Syaikh Ibnu Baz berkata, “Tentang keutamaan malam Nishfu Sya’ban, telah datang hadits-hadits yang tidak boleh dijadikan sebagai sandaran. Adapun (hadits-hadits) yang datang tentang keutamaan shalat pada malam itu, seluruhnya adalah (hadits) palsu sebagaimana yang telah diingatkan oleh banyak ulama.”
Kedua: mengkhususkan bacaan Yasin atau surah tertentu dalam shalat malam Nishfu Sya’ban.
Ketiga: berpuasa pada siang Nishfu Sya’ban.
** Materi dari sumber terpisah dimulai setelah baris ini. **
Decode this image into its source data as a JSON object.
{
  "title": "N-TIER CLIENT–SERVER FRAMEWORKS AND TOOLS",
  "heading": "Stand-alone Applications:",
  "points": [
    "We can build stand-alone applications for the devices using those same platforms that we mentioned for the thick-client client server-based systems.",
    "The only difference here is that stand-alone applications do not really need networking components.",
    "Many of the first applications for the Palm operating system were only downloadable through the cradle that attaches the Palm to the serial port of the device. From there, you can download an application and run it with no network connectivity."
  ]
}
Hadits yang menjelaskan tentang puasa tersebut adalah palsu.
Keempat: merayakan malam Nishfu Sya’ban dengan acara makan dan semisalnya.
Kelima: menafsirkan bahwa “malam berberkah”, yang disebut pada ayat ke-3 dan ke-4 surah Ad-Dukhan, adalah malam Nishfu Sya’ban. Penafsiran ini tentunya tidak memiliki landasan kuat, bahkan menyelisihi ketegasan Al-Qur`an dan hadits.
Keenam: mengkhususkan doa tertentu pada malam Nishfu Sya’ban.
Ketujuh: ziarah kubur.
Kedelapan: dzikir berjamaah.
Demikian beberapa peringatan seputar malam Nishfu Sya’ban yang kami sarikan dari:
-          Hukm Al-Ihtifal Bi Lailah An-Nishf Min Sya’ban karya Syaikh Abdul ‘Aziz Ibnu Baz.
-          Kalimat Yasirah Tata’allaq Bi Syahr Sya’ban karya Syaikh Ibnu ‘Utsaimin.
-          Makalah tentang hadits malam Nishfu Sya’ban karya Hatim Al-‘Auny.
-          Al-Bida’ Al-Hauliyyah karya Abdullah At-Tuwaijiry.
Semoga tulisan ini bermanfaat untuk seluruh kaum muslimin dan menjaga mereka di atas kemurnian Islam dan Sunnah. Amin.